Gathering data

In this module, you learn how to define goals, analyze your forms, measure changes, and get notified about new issues.

As a first step, you need a way to identify issues and goals. One way is to use analytics to get an overview of where your form may need improvements.

After analytics is up and running for your site, you can monitor bounce rate and other metrics for every page with a form within your site. If the bounce rate is high, users may be leaving your site without submitting the form. There are many potential reasons why this happens: for example, the form may be too complicated, or it's unclear what data should be entered.

To get a clearer picture of a high bounce rate, you can define goals to identify in detail where users leave your form.

A goal funnel (or conversion funnel) is a series of interactions that lead to a goal such as a completed purchase (a conversion). Each goal funnel consists of individual steps such as opening a shopping cart page or proceeding to a checkout page.

The goal funnel for your form might look like this:

  1. The user opens page A with the form.
  2. The user fills out the name field.
  3. The user fills out the postal code field.
  4. The user submits the form.
  5. The user navigates to page B.

Goal funnels can give you an overview of where users leave your form, and where you need to improve it.

As well as using analytics to track page metrics such as time-on-page or exit rates, you can also monitor events. These allow you to track individual interactions, such as button clicks or interactions with form fields. For example, you can set up a custom event, which fires when a user fills out a specific <input>. Or you can track the percentage of your users who submit a form.

Analyze your forms

You can create custom events for almost every interaction, and monitor form completion step-by-step. This isn't always necessary though: it's better to start with a small number of custom events, and only add more if you need more details to find an issue with your form.

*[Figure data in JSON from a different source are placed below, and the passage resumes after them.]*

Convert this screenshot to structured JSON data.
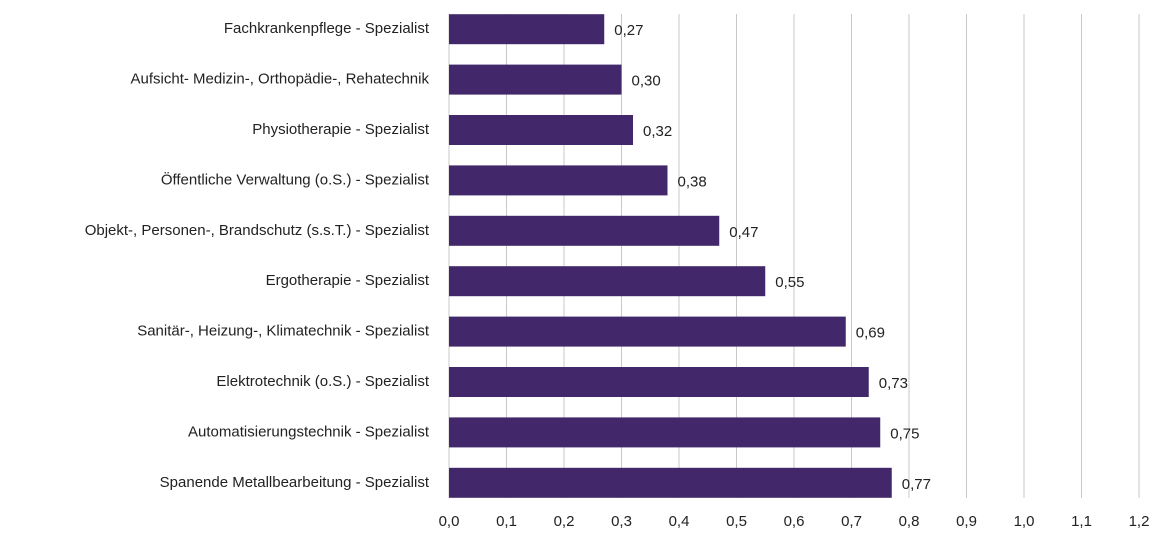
{
  "chart_data": {
    "type": "bar",
    "orientation": "horizontal",
    "categories": [
      "Fachkrankenpflege - Spezialist",
      "Aufsicht- Medizin-, Orthopädie-, Rehatechnik",
      "Physiotherapie - Spezialist",
      "Öffentliche Verwaltung (o.S.) - Spezialist",
      "Objekt-, Personen-, Brandschutz (s.s.T.) - Spezialist",
      "Ergotherapie - Spezialist",
      "Sanitär-, Heizung-, Klimatechnik - Spezialist",
      "Elektrotechnik (o.S.) - Spezialist",
      "Automatisierungstechnik - Spezialist",
      "Spanende Metallbearbeitung - Spezialist"
    ],
    "values": [
      0.27,
      0.3,
      0.32,
      0.38,
      0.47,
      0.55,
      0.69,
      0.73,
      0.75,
      0.77
    ],
    "value_labels": [
      "0,27",
      "0,30",
      "0,32",
      "0,38",
      "0,47",
      "0,55",
      "0,69",
      "0,73",
      "0,75",
      "0,77"
    ],
    "color": "#42286b",
    "xlim": [
      0,
      1.2
    ],
    "xticks": [
      {
        "value": 0,
        "label": "0,0"
      },
      {
        "value": 0.1,
        "label": "0,1"
      },
      {
        "value": 0.2,
        "label": "0,2"
      },
      {
        "value": 0.3,
        "label": "0,3"
      },
      {
        "value": 0.4,
        "label": "0,4"
      },
      {
        "value": 0.5,
        "label": "0,5"
      },
      {
        "value": 0.6,
        "label": "0,6"
      },
      {
        "value": 0.7,
        "label": "0,7"
      },
      {
        "value": 0.8,
        "label": "0,8"
      },
      {
        "value": 0.9,
        "label": "0,9"
      },
      {
        "value": 1.0,
        "label": "1,0"
      },
      {
        "value": 1.1,
        "label": "1,1"
      },
      {
        "value": 1.2,
        "label": "1,2"
      }
    ],
    "grid": true
  }
}
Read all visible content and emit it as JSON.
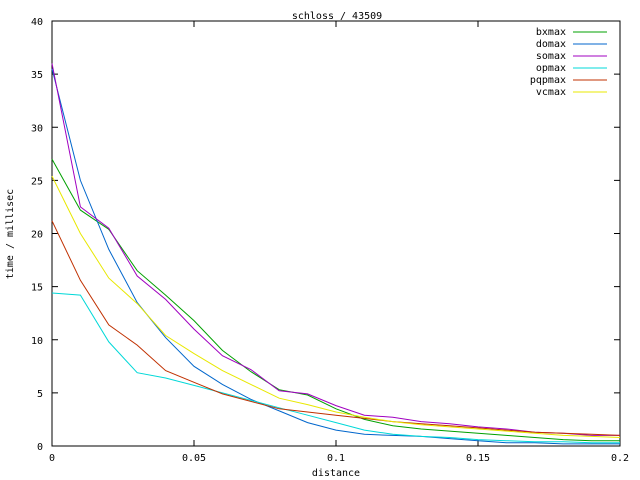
{
  "chart_data": {
    "type": "line",
    "title": "schloss / 43509",
    "xlabel": "distance",
    "ylabel": "time / millisec",
    "xlim": [
      0,
      0.2
    ],
    "ylim": [
      0,
      40
    ],
    "x_ticks": [
      0,
      0.05,
      0.1,
      0.15,
      0.2
    ],
    "x_tick_labels": [
      "0",
      "0.05",
      "0.1",
      "0.15",
      "0.2"
    ],
    "y_ticks": [
      0,
      5,
      10,
      15,
      20,
      25,
      30,
      35,
      40
    ],
    "y_tick_labels": [
      "0",
      "5",
      "10",
      "15",
      "20",
      "25",
      "30",
      "35",
      "40"
    ],
    "grid": false,
    "legend_position": "top-right",
    "x": [
      0,
      0.01,
      0.02,
      0.03,
      0.04,
      0.05,
      0.06,
      0.07,
      0.08,
      0.09,
      0.1,
      0.11,
      0.12,
      0.13,
      0.14,
      0.15,
      0.16,
      0.17,
      0.18,
      0.19,
      0.2
    ],
    "series": [
      {
        "name": "bxmax",
        "color": "#00a000",
        "values": [
          27.0,
          22.2,
          20.4,
          16.5,
          14.2,
          11.8,
          9.0,
          7.0,
          5.3,
          4.8,
          3.5,
          2.5,
          1.9,
          1.6,
          1.4,
          1.2,
          1.0,
          0.8,
          0.6,
          0.5,
          0.5
        ]
      },
      {
        "name": "domax",
        "color": "#0066cc",
        "values": [
          35.5,
          25.0,
          18.5,
          13.5,
          10.2,
          7.5,
          5.8,
          4.4,
          3.3,
          2.2,
          1.5,
          1.1,
          1.0,
          0.9,
          0.7,
          0.5,
          0.3,
          0.3,
          0.2,
          0.2,
          0.2
        ]
      },
      {
        "name": "somax",
        "color": "#a000c0",
        "values": [
          36.0,
          22.5,
          20.5,
          16.0,
          13.8,
          11.0,
          8.5,
          7.2,
          5.2,
          4.9,
          3.8,
          2.9,
          2.7,
          2.3,
          2.1,
          1.8,
          1.6,
          1.3,
          1.2,
          1.0,
          1.0
        ]
      },
      {
        "name": "opmax",
        "color": "#00d8d8",
        "values": [
          14.4,
          14.2,
          9.8,
          6.9,
          6.4,
          5.7,
          5.0,
          4.3,
          3.6,
          2.9,
          2.2,
          1.5,
          1.1,
          0.9,
          0.8,
          0.6,
          0.5,
          0.4,
          0.4,
          0.3,
          0.3
        ]
      },
      {
        "name": "pqpmax",
        "color": "#c03000",
        "values": [
          21.2,
          15.6,
          11.4,
          9.5,
          7.1,
          6.0,
          4.9,
          4.2,
          3.5,
          3.2,
          2.9,
          2.6,
          2.3,
          2.1,
          1.9,
          1.7,
          1.5,
          1.3,
          1.2,
          1.1,
          1.0
        ]
      },
      {
        "name": "vcmax",
        "color": "#e8e800",
        "values": [
          25.4,
          20.0,
          15.8,
          13.4,
          10.4,
          8.7,
          7.1,
          5.8,
          4.5,
          3.9,
          3.2,
          2.7,
          2.3,
          2.0,
          1.8,
          1.6,
          1.4,
          1.2,
          1.0,
          0.9,
          0.8
        ]
      }
    ]
  }
}
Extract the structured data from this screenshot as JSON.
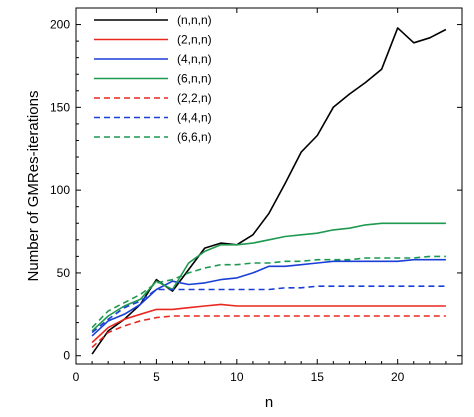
{
  "chart_data": {
    "type": "line",
    "title": "",
    "xlabel": "n",
    "ylabel": "Number of GMRes-iterations",
    "xlim": [
      0,
      24
    ],
    "ylim": [
      -5,
      210
    ],
    "xticks": [
      0,
      5,
      10,
      15,
      20
    ],
    "yticks": [
      0,
      50,
      100,
      150,
      200
    ],
    "grid": false,
    "legend_position": "top-left",
    "series": [
      {
        "name": "(n,n,n)",
        "color": "#000000",
        "dash": "solid",
        "x": [
          1,
          2,
          3,
          4,
          5,
          6,
          7,
          8,
          9,
          10,
          11,
          12,
          13,
          14,
          15,
          16,
          17,
          18,
          19,
          20,
          21,
          22,
          23
        ],
        "y": [
          1,
          15,
          22,
          31,
          46,
          39,
          52,
          65,
          68,
          67,
          73,
          86,
          104,
          123,
          133,
          150,
          158,
          165,
          173,
          198,
          189,
          192,
          197
        ]
      },
      {
        "name": "(2,n,n)",
        "color": "#e8281e",
        "dash": "solid",
        "x": [
          1,
          2,
          3,
          4,
          5,
          6,
          7,
          8,
          9,
          10,
          11,
          12,
          13,
          14,
          15,
          16,
          17,
          18,
          19,
          20,
          21,
          22,
          23
        ],
        "y": [
          8,
          17,
          22,
          25,
          28,
          28,
          29,
          30,
          31,
          30,
          30,
          30,
          30,
          30,
          30,
          30,
          30,
          30,
          30,
          30,
          30,
          30,
          30
        ]
      },
      {
        "name": "(4,n,n)",
        "color": "#1a3fd6",
        "dash": "solid",
        "x": [
          1,
          2,
          3,
          4,
          5,
          6,
          7,
          8,
          9,
          10,
          11,
          12,
          13,
          14,
          15,
          16,
          17,
          18,
          19,
          20,
          21,
          22,
          23
        ],
        "y": [
          12,
          21,
          25,
          31,
          40,
          45,
          43,
          44,
          46,
          47,
          50,
          54,
          54,
          55,
          56,
          57,
          57,
          57,
          57,
          57,
          58,
          58,
          58
        ]
      },
      {
        "name": "(6,n,n)",
        "color": "#1e9950",
        "dash": "solid",
        "x": [
          1,
          2,
          3,
          4,
          5,
          6,
          7,
          8,
          9,
          10,
          11,
          12,
          13,
          14,
          15,
          16,
          17,
          18,
          19,
          20,
          21,
          22,
          23
        ],
        "y": [
          15,
          24,
          30,
          34,
          45,
          40,
          56,
          63,
          67,
          67,
          68,
          70,
          72,
          73,
          74,
          76,
          77,
          79,
          80,
          80,
          80,
          80,
          80
        ]
      },
      {
        "name": "(2,2,n)",
        "color": "#e8281e",
        "dash": "dashed",
        "x": [
          1,
          2,
          3,
          4,
          5,
          6,
          7,
          8,
          9,
          10,
          11,
          12,
          13,
          14,
          15,
          16,
          17,
          18,
          19,
          20,
          21,
          22,
          23
        ],
        "y": [
          5,
          14,
          18,
          21,
          23,
          24,
          24,
          24,
          24,
          24,
          24,
          24,
          24,
          24,
          24,
          24,
          24,
          24,
          24,
          24,
          24,
          24,
          24
        ]
      },
      {
        "name": "(4,4,n)",
        "color": "#1a3fd6",
        "dash": "dashed",
        "x": [
          1,
          2,
          3,
          4,
          5,
          6,
          7,
          8,
          9,
          10,
          11,
          12,
          13,
          14,
          15,
          16,
          17,
          18,
          19,
          20,
          21,
          22,
          23
        ],
        "y": [
          14,
          22,
          29,
          33,
          40,
          40,
          40,
          40,
          40,
          40,
          40,
          40,
          41,
          41,
          42,
          42,
          42,
          42,
          42,
          42,
          42,
          42,
          42
        ]
      },
      {
        "name": "(6,6,n)",
        "color": "#1e9950",
        "dash": "dashed",
        "x": [
          1,
          2,
          3,
          4,
          5,
          6,
          7,
          8,
          9,
          10,
          11,
          12,
          13,
          14,
          15,
          16,
          17,
          18,
          19,
          20,
          21,
          22,
          23
        ],
        "y": [
          17,
          27,
          32,
          37,
          44,
          46,
          50,
          53,
          55,
          55,
          56,
          56,
          57,
          57,
          58,
          58,
          58,
          59,
          59,
          59,
          59,
          60,
          60
        ]
      }
    ]
  }
}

Focus first on the most important goals, such as successful checkout. You can always expand your goals later if more details are needed. Identify your main goals, measure achievement of these goals, analyze the data, identify potential changes, adapt your form and measure again.

Ensure that you fix problems with your form

Say you identified an issue with your form. What should you do next? First, you need to correct the issue and deploy a new version of your form. After some days, it's now time to measure how effective the change was.

Did the bounce rate decrease for your form? Great, now look at the goal funnel to see which parts improved. Are a high proportion of users still leaving before they fill in the postal code, for example? Adapt your goal funnel steps if necessary, deploy further changes, and analyze your form again until you are happy with the outcome.

Get notified when there are problems

How can you get notified about potential issues without constantly checking your analytics dashboard? You can set up alerts. A common alert is about traffic drops. You can monitor your form pages, and get notified when the traffic is unusually low for a day. Or, coming back to bounce rates, you can set up an alert if the bounce rate for a page increases significantly.

Alerts help you identify issues fast, and ensure you don't miss new problems with your form.

Want to get a summary of your site's analytics? You can create reports, and get notified via email. This is a good way to monitor form usage.